In order to be effective, IR instrumentation must have an unused reference sample of the oil being tested, so it is imperative that each customer provides unused samples of each of the lubricants being used in their equipment. Each instrument develops a library of reference samples, so that the correct reference can be selected for each sample. Analysis results then will consist of a direct comparison of chemical characteristics between the reference sample and the used oil sample.

Sampling methodology

Frequency of used oil analysis is usually determined by one of three criteria, or a combination of them:

• The equipment manufacturers’ recommended service interval;

• Ambient conditions; and

• Results of previous analysis results.

When changing oil at the OEM’s recommended service interval, it is a good idea to take an oil sample for analysis at that time. The oil change intervals should be as close to the same as possible, so that meaningful historical trending will be developed. Most used oil analysis laboratories provide wear-metal commenting based on trending — when there are enough uncontaminated samples in the database. However, trending is not as effective a tool when drain intervals are not consistent and testing laboratories are only providing a raw number for wear metals, rather than a wear rate.

Wear rates can be easily calculated in those instances (see Figure 3).

Ambient conditions, such as airborne dust, high humidity, or high/low temperatures, may dictate more frequent sampling, or even reduced drain intervals. Mid-drain samples to monitor on-going conditions such as wear and contaminants will contribute to optimum component life. Wear metal levels from mid-drain samples should not be considered when trending, unless the wear rate calculation method is used.

In addition, mid-drain sampling is beneficial after rebuilds, repairs, or after contaminants or high wear have been identified in a previous sample. Consistent monitoring will determine when the component is ready to return to routine operation.

As important as submitting used oil samples to a qualified laboratory is the method and consistency of obtaining the sample. Samples may be obtained by several methods, including the following:

• Through the drain opening at the time of oil change;

• Through the fill plug if not changing the oil, by use of a sampling pump; or

• By use of an inline quick-connect fitting.

With all of these methods, be sure that the area around the sample opening, whether drain, fill, or quick connect, is clean and dry, and that the oil is as close to normal operating temperature as possible.

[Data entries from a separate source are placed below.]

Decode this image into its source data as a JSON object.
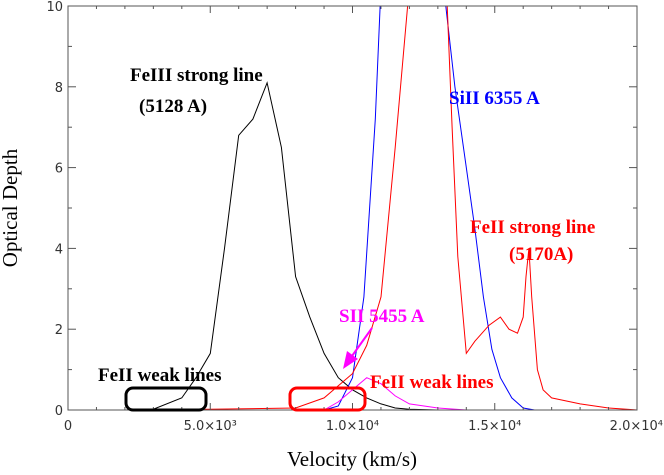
{
  "chart_data": {
    "type": "line",
    "xlabel": "Velocity (km/s)",
    "ylabel": "Optical Depth",
    "xlim": [
      0,
      20000
    ],
    "ylim": [
      0,
      10
    ],
    "grid": false,
    "x_ticks": [
      {
        "value": 0,
        "label": "0"
      },
      {
        "value": 5000,
        "label": "5.0×10³"
      },
      {
        "value": 10000,
        "label": "1.0×10⁴"
      },
      {
        "value": 15000,
        "label": "1.5×10⁴"
      },
      {
        "value": 20000,
        "label": "2.0×10⁴"
      }
    ],
    "y_ticks": [
      {
        "value": 0,
        "label": "0"
      },
      {
        "value": 2,
        "label": "2"
      },
      {
        "value": 4,
        "label": "4"
      },
      {
        "value": 6,
        "label": "6"
      },
      {
        "value": 8,
        "label": "8"
      },
      {
        "value": 10,
        "label": "10"
      }
    ],
    "series": [
      {
        "color": "#000000",
        "points": [
          [
            2000,
            0
          ],
          [
            3000,
            0.02
          ],
          [
            4000,
            0.3
          ],
          [
            4500,
            0.8
          ],
          [
            5000,
            1.4
          ],
          [
            5500,
            4.0
          ],
          [
            6000,
            6.8
          ],
          [
            6500,
            7.2
          ],
          [
            7000,
            8.1
          ],
          [
            7500,
            6.5
          ],
          [
            8000,
            3.3
          ],
          [
            8500,
            2.3
          ],
          [
            9000,
            1.4
          ],
          [
            9500,
            0.8
          ],
          [
            10000,
            0.5
          ],
          [
            10500,
            0.3
          ],
          [
            11000,
            0.15
          ],
          [
            11500,
            0.05
          ],
          [
            12000,
            0.02
          ],
          [
            13000,
            0
          ],
          [
            14000,
            0
          ],
          [
            20000,
            0
          ]
        ]
      },
      {
        "color": "#0000ff",
        "points": [
          [
            3000,
            0
          ],
          [
            9000,
            0
          ],
          [
            9500,
            0.1
          ],
          [
            10000,
            0.8
          ],
          [
            10400,
            2.8
          ],
          [
            10800,
            7.2
          ],
          [
            11000,
            10.5
          ],
          [
            11500,
            14
          ],
          [
            12500,
            14
          ],
          [
            13200,
            10.5
          ],
          [
            13600,
            8.0
          ],
          [
            14000,
            6.0
          ],
          [
            14300,
            4.5
          ],
          [
            14600,
            2.8
          ],
          [
            14900,
            1.5
          ],
          [
            15200,
            0.8
          ],
          [
            15600,
            0.3
          ],
          [
            16000,
            0.05
          ],
          [
            16400,
            0
          ],
          [
            20000,
            0
          ]
        ]
      },
      {
        "color": "#ff0000",
        "points": [
          [
            3000,
            0
          ],
          [
            8000,
            0.05
          ],
          [
            9000,
            0.3
          ],
          [
            9500,
            0.6
          ],
          [
            10000,
            0.9
          ],
          [
            10500,
            1.6
          ],
          [
            11000,
            2.8
          ],
          [
            11500,
            6.5
          ],
          [
            12000,
            10.5
          ],
          [
            12500,
            14
          ],
          [
            13000,
            14
          ],
          [
            13300,
            10.5
          ],
          [
            13500,
            7.0
          ],
          [
            13700,
            3.8
          ],
          [
            14000,
            1.4
          ],
          [
            14300,
            1.7
          ],
          [
            14800,
            2.1
          ],
          [
            15200,
            2.3
          ],
          [
            15500,
            2.0
          ],
          [
            15800,
            1.9
          ],
          [
            16000,
            2.3
          ],
          [
            16100,
            3.3
          ],
          [
            16200,
            4.0
          ],
          [
            16300,
            2.8
          ],
          [
            16500,
            1.0
          ],
          [
            16700,
            0.5
          ],
          [
            17000,
            0.3
          ],
          [
            18000,
            0.15
          ],
          [
            19000,
            0.05
          ],
          [
            20000,
            0
          ]
        ]
      },
      {
        "color": "#ff00ff",
        "points": [
          [
            3000,
            0
          ],
          [
            9000,
            0
          ],
          [
            9500,
            0.2
          ],
          [
            10000,
            0.5
          ],
          [
            10500,
            0.8
          ],
          [
            11000,
            0.65
          ],
          [
            11500,
            0.35
          ],
          [
            12000,
            0.15
          ],
          [
            13000,
            0.05
          ],
          [
            14000,
            0
          ],
          [
            20000,
            0
          ]
        ]
      }
    ],
    "annotations": [
      {
        "lines": [
          "FeIII strong line",
          "(5128 A)"
        ],
        "color": "#000000"
      },
      {
        "lines": [
          "SiII 6355 A"
        ],
        "color": "#0000ff"
      },
      {
        "lines": [
          "FeII strong line",
          "(5170A)"
        ],
        "color": "#ff0000"
      },
      {
        "lines": [
          "SII 5455 A"
        ],
        "color": "#ff00ff"
      },
      {
        "lines": [
          "FeII weak lines"
        ],
        "color": "#ff0000"
      },
      {
        "lines": [
          "FeII weak lines"
        ],
        "color": "#000000"
      }
    ]
  }
}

The method used should be the same each time, if possible.

If the sample is taken from the drain plug at an oil change, allow approximately 1/3 of the oil to drain out, and then catch the sample in a clean, dry sample container. If the sample is taken through the fill plug, insert the pickup tube on the sampling pump about half way into the depth of the oil and fill the clean, dry sample container. If using quick-connect fitting, insert the needle into the valve to fill the container.